Third, a mobile communications center was reportedly established along the Wakhan Corridor last summer that permits the operation of mobile devices along the border, unlike before when Chinese units only had one functioning satellite telephone. Moreover, a specialized optical cable for web connection and internet access has been laid, with plans to construct a special line for the frontier police force beginning later this year (China Review News, December 28). 

Meanwhile, in regard to the possible deployment of forces to Afghanistan, Chinese officials continue to uphold the official view of the Chinese Foreign Ministry. For example, British Prime Minister Gordon Brown called on China to contribute troops to the International Security Assistance Forces (ISAF) in Afghanistan as far back as 2008, which Beijing ignored. At that time Chinese Foreign Ministry Spokesperson Qin Gang stated that: “Except for the U.N. peace-keeping missions approved by the U.N. Security Council, China never sends a single troop abroad. It’s [sic] out of the question to send Chinese troops to ISAF in Afghanistan” (Chinese Foreign Ministry Website, November 18, 2008).

A major debate has unfolded in China in recent months among Chinese security experts and commentators who have weighed in on whether China should play a role in helping the West stabilize Afghanistan.
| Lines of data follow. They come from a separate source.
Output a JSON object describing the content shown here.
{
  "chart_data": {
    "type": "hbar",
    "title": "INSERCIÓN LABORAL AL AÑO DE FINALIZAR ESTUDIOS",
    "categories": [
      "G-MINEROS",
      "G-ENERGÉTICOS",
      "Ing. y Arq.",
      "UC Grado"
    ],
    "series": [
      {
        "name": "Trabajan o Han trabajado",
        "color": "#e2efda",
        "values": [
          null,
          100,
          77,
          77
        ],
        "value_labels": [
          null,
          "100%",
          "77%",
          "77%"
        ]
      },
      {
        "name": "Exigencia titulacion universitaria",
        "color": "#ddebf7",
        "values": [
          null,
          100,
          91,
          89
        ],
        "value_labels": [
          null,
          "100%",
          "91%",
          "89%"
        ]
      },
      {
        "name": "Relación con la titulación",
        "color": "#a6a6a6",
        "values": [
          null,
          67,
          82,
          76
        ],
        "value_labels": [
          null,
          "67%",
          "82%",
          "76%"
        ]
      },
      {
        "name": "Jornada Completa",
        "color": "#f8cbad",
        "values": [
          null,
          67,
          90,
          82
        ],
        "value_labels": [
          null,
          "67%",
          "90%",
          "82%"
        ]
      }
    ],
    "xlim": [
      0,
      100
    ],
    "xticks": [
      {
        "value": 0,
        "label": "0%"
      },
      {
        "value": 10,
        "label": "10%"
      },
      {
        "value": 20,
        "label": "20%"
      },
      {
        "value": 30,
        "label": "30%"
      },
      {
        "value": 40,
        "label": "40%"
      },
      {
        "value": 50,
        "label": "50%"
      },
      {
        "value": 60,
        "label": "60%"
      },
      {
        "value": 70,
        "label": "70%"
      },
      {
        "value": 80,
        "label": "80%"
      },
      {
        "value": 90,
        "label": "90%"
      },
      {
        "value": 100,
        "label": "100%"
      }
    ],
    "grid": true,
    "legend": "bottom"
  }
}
In an interview with CNR.Cn, the deputy director of the National Defense University’s Institute of Strategic Studies, Wang Baofu, questioned the efficacy of any Chinese troop deployments in stabilizing Afghanistan, especially in light of the inability of tens of thousands of troops to stabilize the situation. Wang argues that the allied forces are instead trying to shift the risks and responsibilities of the conflict from themselves (Xinhua News Agency, January 4). The deputy dean of the School of International Studies at Renmin University said bluntly: “The expectations in the U.S. that China will send armed police to Afghanistan, that is too much for China.” “It is possible that China will send more money, but armed men, no way”, says Jin Canrong (Financial Times, November 12, 2009).  Moreover, several commentaries published by the Beijing-based Global Times’ newspaper have suggested that Beijing could possibly deploy police forces to Afghanistan instead of military forces, yet whether such deployments should be made is contingent upon them being used as a bargaining chip with the United States to secure China’s other national interests, which appears to be an oblique reference to obtaining U.S. support for some sort of quid pro quo on Taiwan (Xinhua News Agency, December 23, 2008).
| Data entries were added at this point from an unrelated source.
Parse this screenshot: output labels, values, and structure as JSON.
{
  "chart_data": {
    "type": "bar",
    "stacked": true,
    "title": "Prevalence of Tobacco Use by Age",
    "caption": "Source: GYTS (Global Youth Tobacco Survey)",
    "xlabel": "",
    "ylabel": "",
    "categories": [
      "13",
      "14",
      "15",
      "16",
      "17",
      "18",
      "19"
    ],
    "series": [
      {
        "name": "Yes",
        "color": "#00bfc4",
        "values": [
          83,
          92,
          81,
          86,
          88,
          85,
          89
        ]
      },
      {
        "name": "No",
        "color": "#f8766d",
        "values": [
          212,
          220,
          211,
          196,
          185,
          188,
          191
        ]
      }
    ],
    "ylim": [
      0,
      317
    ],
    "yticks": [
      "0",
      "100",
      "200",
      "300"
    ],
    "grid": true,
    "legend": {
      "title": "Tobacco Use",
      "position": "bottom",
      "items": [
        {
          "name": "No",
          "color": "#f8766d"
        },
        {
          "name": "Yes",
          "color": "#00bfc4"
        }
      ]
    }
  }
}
At the same time, there are also those who view NATO operations in Afghanistan more cynically and see them as part of a U.S. strategy to gain control over Central Asia. For example, the Hong Kong-based newspaper Wen Wei Po, which takes a pro-Beijing line, took a skeptical position on the issue and suggested that Beijing remain vigilant and take a cautious attitude toward Afghanistan (Wen Wei Po, January 4). The director of the Central Asia Research Institute at the Xinjiang Social Science Academy, Pang Zhiping, echoed this view in a recent interview pointing out that the most important task for China’s frontier defense is to keep global terrorist forces out of China and prevent them from joining with so-called “separatist” forces. “Why would you make yourself the target of global terrorist organizations?” Pang added (China Review News, December 28, 2009).
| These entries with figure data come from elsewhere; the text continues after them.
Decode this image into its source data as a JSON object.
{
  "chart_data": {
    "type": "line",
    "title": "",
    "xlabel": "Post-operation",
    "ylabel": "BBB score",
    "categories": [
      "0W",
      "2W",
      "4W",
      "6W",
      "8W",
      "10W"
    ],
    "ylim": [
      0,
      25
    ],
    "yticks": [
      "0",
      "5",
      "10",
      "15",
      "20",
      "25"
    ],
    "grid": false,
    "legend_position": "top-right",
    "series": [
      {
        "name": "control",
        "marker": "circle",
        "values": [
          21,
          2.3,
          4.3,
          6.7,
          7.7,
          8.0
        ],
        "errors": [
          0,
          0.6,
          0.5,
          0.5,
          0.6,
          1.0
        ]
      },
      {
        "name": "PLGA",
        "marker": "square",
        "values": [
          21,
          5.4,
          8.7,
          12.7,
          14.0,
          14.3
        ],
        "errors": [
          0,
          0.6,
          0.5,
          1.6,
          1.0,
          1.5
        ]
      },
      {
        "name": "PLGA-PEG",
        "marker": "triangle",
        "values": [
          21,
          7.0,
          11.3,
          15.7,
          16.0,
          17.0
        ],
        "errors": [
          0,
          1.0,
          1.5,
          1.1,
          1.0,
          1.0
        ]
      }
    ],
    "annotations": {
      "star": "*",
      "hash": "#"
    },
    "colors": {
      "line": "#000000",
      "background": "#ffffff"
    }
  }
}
These debates reflect China’s continued reluctance to play any sort of military or security role in Afghanistan in the near future. Yet at the same time it is undeniable that there is a growing realization in Beijing that Sino interests may be more threatened by a U.S. failure in Afghanistan. In light of China’s growing economic footprint in Afghanistan, it remains to be seen whether these developments along the Wakhan Corridor will actually translate into a greater Chinese willingness to play any sort of military or security role in Afghanistan. However, given Chinese efforts to modernize and upgrade its infrastructure in the region bordering the Wakhan Corridor, it is becoming increasingly visible that China perceives a growing need to safeguard its interests in the region, especially as its strategic and economic interests in Afghanistan grow.